Let’s look at some pitchers of interest based on key stats over the last month. These advanced splits are well off the beaten path and come courtesy of our friends at Inside Edge, stat provider to MLB.
Felipe Vazquez has been a shadow of the pitcher he was last year (4.21 ERA and 1.44 WHIP now vs. 1.67 and 0.89). He’s battled the dreaded forearm discomfort. His fastball velocity is down 1.5 mph from last year, according to Rotowire. So let’s isolate the period where he has battled his injury. Over the last 30 days, his two-strike miss rate is 10.9%, fourth lowest among qualified relievers (league average is 25.3%). This is a shocking decline in effectiveness and can reasonably be interpreted as evidence that Vazquez simply is not healthy.
My Yahoo colleague and @breakfast_pod partner Scott Pianowski has been all over Justin Miller. The soon-to-be 31-year-old righty has exploded on the scene this year with 17 Ks in nine innings since his call up. He’s allowed no runs and one baserunner — just absurdly effective. It’s not his pedestrian fastball velocity that is the cause however. His fastball just moves in ways hitters can’t predict: opponents have missed it 21 of 49 fastball swings, the second-best rate in the last 30 days and more than twice the league average.
Lance Lynn’s fastball is back. He’s recoded 19 of his 26 Ks with the pitch in his last 30 days, that rate of 73.1% compares with the league average of 42.1%. And only five other starters have higher rates. Lynn has a pretty good track record historically and is just 29% owned. He relies on his fastball more than anyone this side of Bartolo Colon (77.5%).
Clayton Richard also has full-season stats that are underweight his recent performance given he was so bad the first month. Like Lynn, he’s sitting on most waiver wires. The opening day starter has an ownership rate on Yahoo of just 27%. Over the past 30 days, opponents are hitting .185 vs. him, ninth best among starters (league average .242). He also has 31 Ks in 42.1 IP and four wins in the period.

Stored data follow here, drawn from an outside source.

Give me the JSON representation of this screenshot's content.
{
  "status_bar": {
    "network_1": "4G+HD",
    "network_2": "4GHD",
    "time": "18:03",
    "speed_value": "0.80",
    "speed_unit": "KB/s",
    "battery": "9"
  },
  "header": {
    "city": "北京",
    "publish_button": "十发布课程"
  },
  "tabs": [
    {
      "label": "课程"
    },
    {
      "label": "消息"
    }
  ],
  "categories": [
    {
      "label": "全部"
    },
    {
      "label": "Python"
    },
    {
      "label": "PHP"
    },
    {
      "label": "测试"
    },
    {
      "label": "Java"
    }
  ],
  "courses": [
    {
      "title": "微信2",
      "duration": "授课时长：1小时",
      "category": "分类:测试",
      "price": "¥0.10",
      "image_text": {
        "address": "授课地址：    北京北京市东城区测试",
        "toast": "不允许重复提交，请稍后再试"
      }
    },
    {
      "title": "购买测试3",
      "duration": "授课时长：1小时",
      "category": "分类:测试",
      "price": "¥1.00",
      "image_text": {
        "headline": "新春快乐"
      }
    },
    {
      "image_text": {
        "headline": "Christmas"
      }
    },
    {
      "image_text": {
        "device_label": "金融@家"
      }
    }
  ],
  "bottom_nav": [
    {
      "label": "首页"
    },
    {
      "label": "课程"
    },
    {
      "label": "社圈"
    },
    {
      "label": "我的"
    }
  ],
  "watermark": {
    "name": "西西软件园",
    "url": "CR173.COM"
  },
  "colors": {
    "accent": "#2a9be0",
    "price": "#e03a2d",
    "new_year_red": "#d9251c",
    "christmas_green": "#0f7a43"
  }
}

We worried that Patrick Corbin was going to be like Chris Archer in having rough patches due to such a limited arsenal. Corbin is just sliders and fastballs, though some claim the slider is like multiple pitches because he varies the velocity on them. But the fastball is becoming subpar — in the past 30 days, opponents have missed it on just 7 of 116 swings (6% compared with the league average of 17.4%). But the slider is still wonderful, witness its effectiveness as a put-away pitch: opponents’ two-strike miss rate vs. Corbin (and that slider) is 35.6% in the same period — third highest among qualified starters. Corbin’s fastball velocity is down almost two mph. The full-season stats are still electric. But I would be a seller. Expect Corbin to be merely good going forward, with an ERA closer to 4.00 than his current 3.00.

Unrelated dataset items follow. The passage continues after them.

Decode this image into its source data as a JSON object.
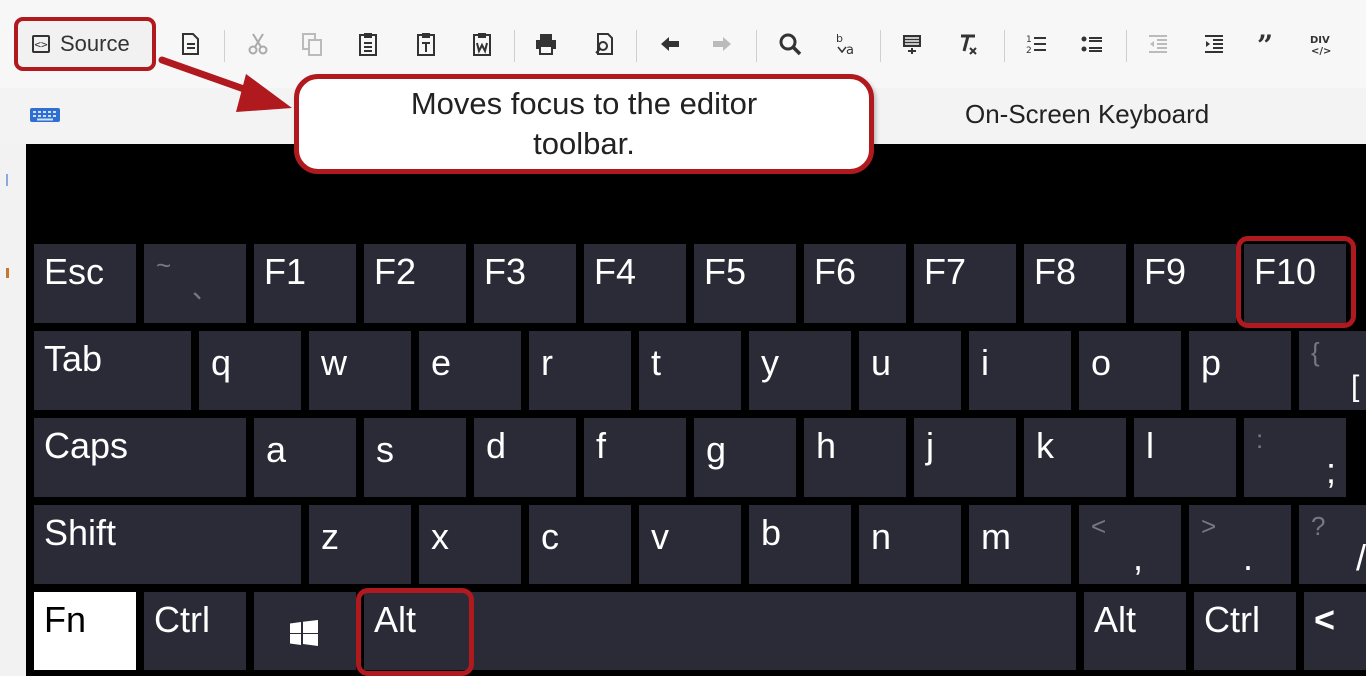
{
  "toolbar": {
    "source_label": "Source",
    "div_label": "DIV"
  },
  "callout": {
    "text": "Moves focus to the editor toolbar."
  },
  "osk": {
    "title": "On-Screen Keyboard"
  },
  "keys": {
    "esc": "Esc",
    "tilde_top": "~",
    "tilde_bottom": "、",
    "f1": "F1",
    "f2": "F2",
    "f3": "F3",
    "f4": "F4",
    "f5": "F5",
    "f6": "F6",
    "f7": "F7",
    "f8": "F8",
    "f9": "F9",
    "f10": "F10",
    "tab": "Tab",
    "q": "q",
    "w": "w",
    "e": "e",
    "r": "r",
    "t": "t",
    "y": "y",
    "u": "u",
    "i": "i",
    "o": "o",
    "p": "p",
    "brace_top": "{",
    "brace_bottom": "[",
    "caps": "Caps",
    "a": "a",
    "s": "s",
    "d": "d",
    "f": "f",
    "g": "g",
    "h": "h",
    "j": "j",
    "k": "k",
    "l": "l",
    "colon_top": ":",
    "colon_bottom": ";",
    "shift": "Shift",
    "z": "z",
    "x": "x",
    "c": "c",
    "v": "v",
    "b": "b",
    "n": "n",
    "m": "m",
    "lt_top": "<",
    "lt_bottom": ",",
    "gt_top": ">",
    "gt_bottom": ".",
    "q_top": "?",
    "q_bottom": "/",
    "fn": "Fn",
    "ctrl_left": "Ctrl",
    "alt_left": "Alt",
    "alt_right": "Alt",
    "ctrl_right": "Ctrl",
    "left_arrow": "<"
  },
  "colors": {
    "highlight": "#b0191e",
    "key_bg": "#2b2b38",
    "keyboard_bg": "#000000"
  }
}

Now Jose Berrios I’m all in on. His two-strike-miss rate the past 30 days is even higher than Corbin’s: 38.1%. He has 44 Ks in the last month (37.2 innings); and he’s given up just 11 runs. While Berrios’s third pitch, his change, is not effective on paper, according to Fangraphs, I believe that you have to combine the fastball and changeup numbers because those pitches work in concert. Berrios’s changeup is making his fastball (which is just a tick over average in velocity) one of the game’s most effective pitches. (One could argue this, I suspect, about Corbin’s fastball and slider.)
Blake Treinen is just electric right now. The last 30 days, hitters have a .114 OBP against him, that’s the best among all relievers (average is .303). This includes a league best .071 batting average against, too. And just to make it the triple crown of sorts, his OPS allowed of .257 in the period is also tops among relievers. The other leading OBPs for relievers the past 30 days are Seranthony Dominguez (.154), Seth Lugo (.169 in 83 PAs against, nearly twice as many as Treinen), Kenley Jansen (.176, worry no more) and Jesse Chavez (.184 in 76 PAs).

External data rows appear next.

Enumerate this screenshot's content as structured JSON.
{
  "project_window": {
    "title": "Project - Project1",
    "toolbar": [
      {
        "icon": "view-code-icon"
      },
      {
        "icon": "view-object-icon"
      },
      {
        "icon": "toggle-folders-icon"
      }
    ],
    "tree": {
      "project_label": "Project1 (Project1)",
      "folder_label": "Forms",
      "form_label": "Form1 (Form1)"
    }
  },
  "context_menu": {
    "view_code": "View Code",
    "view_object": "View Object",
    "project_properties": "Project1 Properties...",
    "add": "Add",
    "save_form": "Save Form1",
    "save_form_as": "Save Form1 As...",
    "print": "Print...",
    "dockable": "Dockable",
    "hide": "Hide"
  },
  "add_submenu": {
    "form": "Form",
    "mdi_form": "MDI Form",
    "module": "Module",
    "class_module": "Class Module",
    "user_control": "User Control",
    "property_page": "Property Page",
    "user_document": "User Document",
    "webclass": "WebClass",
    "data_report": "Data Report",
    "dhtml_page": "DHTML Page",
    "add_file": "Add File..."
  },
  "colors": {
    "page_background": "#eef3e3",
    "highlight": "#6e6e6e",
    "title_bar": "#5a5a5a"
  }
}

Lugo is the rare Inside Edge A+ pitcher across all 24 statistics they track. In Sunday’s outstanding start vs. the Yankees, he reached 97 mph with his fastball and 90 on his slider. He threw 31 of 35 breaking pitches for strikes. He did lose about three mph on pitches 76-90, but still averaged 92 then. Lugo could be an ace closer, a roving reliever who piles up innings or a very capable mixed-league starter. He’s only 27% owned. Please fix that pronto.